O discurso, pronunciado a 14 de outubro de 1952 e reproduzido, de forma editada, na edição do jornal Pravda do dia seguinte, também aparece no tomo 16 das Sochinenia (Obras) de Stalin, cuja edição mais nova, até onde eu saiba, é da Pisatel (Moscou), 1997, pp. 227-229, e está reproduzido nesta página. Assista também à versão legendada desse discurso:


Camaradas!

Em nome de nosso congresso, permitam-me agradecer, pelos amistosos cumprimentos, (2) pelos votos de sucesso e pela confiança, a todas as agremiações e partidos irmãos que enviaram moções de saudação ou cujos representantes honraram-no com sua presença.

Para nós, é especialmente valiosa essa confiança, indicativa do empenho em apoiar nosso partido nas lutas por um futuro radiante para os povos, contra a guerra e pela manutenção da paz.

Seria um erro pensar que nosso partido, tendo adquirido enorme força, não mais precisasse de apoio. Isso é falso. Nosso partido e nosso país sempre precisaram e precisarão da confiança, da simpatia e do apoio dos povos irmãos estrangeiros.

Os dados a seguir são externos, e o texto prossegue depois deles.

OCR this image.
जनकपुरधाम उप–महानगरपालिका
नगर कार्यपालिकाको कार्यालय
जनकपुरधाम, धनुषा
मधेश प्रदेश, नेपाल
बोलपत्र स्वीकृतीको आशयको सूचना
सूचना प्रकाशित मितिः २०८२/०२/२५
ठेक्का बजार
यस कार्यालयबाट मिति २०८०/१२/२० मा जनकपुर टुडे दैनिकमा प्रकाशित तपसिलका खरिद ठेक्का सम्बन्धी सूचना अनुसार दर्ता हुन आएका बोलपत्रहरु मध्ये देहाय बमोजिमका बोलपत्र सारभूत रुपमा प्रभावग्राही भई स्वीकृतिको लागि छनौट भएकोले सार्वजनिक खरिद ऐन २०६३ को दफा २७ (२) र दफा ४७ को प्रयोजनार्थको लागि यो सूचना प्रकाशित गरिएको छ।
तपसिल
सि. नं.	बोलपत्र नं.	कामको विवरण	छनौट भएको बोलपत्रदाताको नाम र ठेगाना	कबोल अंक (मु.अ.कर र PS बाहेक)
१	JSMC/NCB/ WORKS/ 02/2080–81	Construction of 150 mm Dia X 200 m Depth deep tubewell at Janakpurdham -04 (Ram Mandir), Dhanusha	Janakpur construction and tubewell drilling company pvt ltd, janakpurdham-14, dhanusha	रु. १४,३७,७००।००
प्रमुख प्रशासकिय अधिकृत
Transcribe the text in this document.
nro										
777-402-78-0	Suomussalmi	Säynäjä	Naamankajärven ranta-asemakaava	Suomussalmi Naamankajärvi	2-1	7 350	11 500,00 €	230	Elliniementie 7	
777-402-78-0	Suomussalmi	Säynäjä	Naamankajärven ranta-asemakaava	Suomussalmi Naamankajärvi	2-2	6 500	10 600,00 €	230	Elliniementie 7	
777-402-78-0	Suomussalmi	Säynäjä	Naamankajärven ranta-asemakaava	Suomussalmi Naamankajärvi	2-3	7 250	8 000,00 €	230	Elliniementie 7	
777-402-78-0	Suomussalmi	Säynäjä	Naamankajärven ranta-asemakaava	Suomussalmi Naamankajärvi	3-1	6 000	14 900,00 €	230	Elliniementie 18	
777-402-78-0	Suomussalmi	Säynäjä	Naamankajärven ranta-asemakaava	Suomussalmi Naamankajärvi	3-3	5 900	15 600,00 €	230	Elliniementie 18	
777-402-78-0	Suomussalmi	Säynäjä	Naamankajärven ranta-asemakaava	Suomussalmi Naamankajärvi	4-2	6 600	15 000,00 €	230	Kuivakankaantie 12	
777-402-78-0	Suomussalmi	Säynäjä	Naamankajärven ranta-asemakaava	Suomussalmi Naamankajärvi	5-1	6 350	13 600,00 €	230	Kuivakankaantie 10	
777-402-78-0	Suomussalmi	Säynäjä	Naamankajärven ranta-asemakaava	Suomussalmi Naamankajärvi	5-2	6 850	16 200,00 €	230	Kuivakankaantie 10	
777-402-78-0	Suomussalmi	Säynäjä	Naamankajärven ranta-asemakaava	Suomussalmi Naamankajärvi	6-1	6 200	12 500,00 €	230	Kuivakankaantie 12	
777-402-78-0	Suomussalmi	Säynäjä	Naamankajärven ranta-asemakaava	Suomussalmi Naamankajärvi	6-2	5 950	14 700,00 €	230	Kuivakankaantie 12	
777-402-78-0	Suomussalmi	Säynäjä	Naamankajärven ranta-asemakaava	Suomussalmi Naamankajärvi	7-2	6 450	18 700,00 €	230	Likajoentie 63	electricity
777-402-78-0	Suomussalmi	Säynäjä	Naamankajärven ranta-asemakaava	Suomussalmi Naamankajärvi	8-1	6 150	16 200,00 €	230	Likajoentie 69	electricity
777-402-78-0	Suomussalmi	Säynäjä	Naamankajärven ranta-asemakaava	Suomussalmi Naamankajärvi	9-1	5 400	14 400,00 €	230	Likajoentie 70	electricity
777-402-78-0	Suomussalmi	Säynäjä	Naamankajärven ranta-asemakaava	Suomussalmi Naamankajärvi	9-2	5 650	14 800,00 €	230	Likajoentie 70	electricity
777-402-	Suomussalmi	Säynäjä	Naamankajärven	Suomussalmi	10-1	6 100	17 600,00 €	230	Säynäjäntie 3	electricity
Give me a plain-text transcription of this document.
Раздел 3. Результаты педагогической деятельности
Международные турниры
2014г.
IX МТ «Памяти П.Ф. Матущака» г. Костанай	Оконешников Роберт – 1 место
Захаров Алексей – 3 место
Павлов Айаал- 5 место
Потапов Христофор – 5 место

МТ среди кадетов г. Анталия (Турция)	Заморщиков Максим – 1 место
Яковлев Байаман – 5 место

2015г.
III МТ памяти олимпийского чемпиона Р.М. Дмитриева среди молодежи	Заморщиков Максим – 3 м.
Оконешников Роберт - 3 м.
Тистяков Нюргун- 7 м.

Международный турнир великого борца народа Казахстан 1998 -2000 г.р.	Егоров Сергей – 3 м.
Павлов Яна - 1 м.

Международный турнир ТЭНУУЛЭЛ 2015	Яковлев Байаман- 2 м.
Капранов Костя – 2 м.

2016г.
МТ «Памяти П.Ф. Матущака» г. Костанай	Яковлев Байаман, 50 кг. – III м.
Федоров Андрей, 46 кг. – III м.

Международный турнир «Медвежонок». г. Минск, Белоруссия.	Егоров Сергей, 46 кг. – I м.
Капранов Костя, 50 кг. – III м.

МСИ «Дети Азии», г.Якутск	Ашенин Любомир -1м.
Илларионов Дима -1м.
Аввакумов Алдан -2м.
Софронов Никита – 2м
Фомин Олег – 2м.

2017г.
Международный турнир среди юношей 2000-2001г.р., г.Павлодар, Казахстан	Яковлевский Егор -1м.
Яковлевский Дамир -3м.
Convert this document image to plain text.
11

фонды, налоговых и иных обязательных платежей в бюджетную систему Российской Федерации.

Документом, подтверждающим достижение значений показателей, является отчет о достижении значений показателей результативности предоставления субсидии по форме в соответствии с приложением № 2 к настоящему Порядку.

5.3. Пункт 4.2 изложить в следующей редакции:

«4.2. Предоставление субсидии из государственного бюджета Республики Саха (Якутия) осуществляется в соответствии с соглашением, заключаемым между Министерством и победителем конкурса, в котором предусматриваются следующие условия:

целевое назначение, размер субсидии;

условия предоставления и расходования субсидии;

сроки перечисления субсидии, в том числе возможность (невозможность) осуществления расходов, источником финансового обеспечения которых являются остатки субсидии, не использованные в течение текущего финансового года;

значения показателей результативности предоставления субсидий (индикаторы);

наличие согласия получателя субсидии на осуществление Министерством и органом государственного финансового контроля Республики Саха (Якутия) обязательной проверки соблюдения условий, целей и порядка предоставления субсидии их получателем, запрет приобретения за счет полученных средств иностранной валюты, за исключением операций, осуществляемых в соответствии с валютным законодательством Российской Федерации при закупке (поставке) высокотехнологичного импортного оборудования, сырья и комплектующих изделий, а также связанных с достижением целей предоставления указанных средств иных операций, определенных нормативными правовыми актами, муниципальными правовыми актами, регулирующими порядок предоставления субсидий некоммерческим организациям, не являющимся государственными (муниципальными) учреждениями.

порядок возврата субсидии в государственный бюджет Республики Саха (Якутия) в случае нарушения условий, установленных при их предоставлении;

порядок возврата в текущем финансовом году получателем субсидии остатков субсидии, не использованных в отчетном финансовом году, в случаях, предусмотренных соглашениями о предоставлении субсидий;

A peculiaridade desse apoio consiste em que cada partido irmão, ao apoiar as aspirações pacifistas de nosso partido, demonstra também estar apoiando a luta de seu próprio povo pela manutenção da paz. Em 1918-1919, durante a agressão armada da burguesia inglesa à União Soviética, (3) o operariado inglês, ao organizar a luta contra a guerra sob o slogan “Tirem as mãos da Rússia”, apoiou, antes de tudo, a luta de seu povo pela paz, e só depois a União Soviética. O camarada Thorez ou o camarada Togliatti, (4) ao declararem que seus povos não guerrearão contra os povos da União Soviética, (5) estão apoiando, antes de tudo, os operários e camponeses da França e da Itália que lutam pela paz, e só depois as aspirações pacifistas soviéticas. A peculiaridade desse apoio mútuo explica-se pelo fato de os interesses de nosso partido não contradizerem, mas, pelo contrário, confundirem-se com os dos povos amantes da paz. No que concerne, pois, à União Soviética, seus interesses são totalmente inseparáveis da causa da paz mundial.

Naturalmente, nosso partido não pode permanecer em dívida com os partidos irmãos e deve também, por sua vez, apoiar a eles e a seus respectivos povos na luta por sua libertação e pela manutenção da paz. Como se sabe, é assim mesmo que ele procede. Após nosso partido ter conquistado o poder em 1917 e ter tomado medidas efetivas para liquidar o jugo capitalista e latifundiário, os representantes dos partidos irmãos, admirados pela bravura e pelos êxitos de nosso partido, conferiram-lhe o título de “Brigada de Choque” do movimento revolucionário e operário mundial. Com isso, eles manifestaram a expectativa de que os êxitos dessa “Brigada de Choque” aliviassem a situação dos povos afligidos pelo jugo do capitalismo. Penso que nosso partido correspondeu a essas expectativas, sobretudo durante a Segunda Guerra Mundial, quando a União Soviética, destroçando a tirania fascista alemã e japonesa, libertou os povos da Europa e da Ásia do perigo da escravidão fascista.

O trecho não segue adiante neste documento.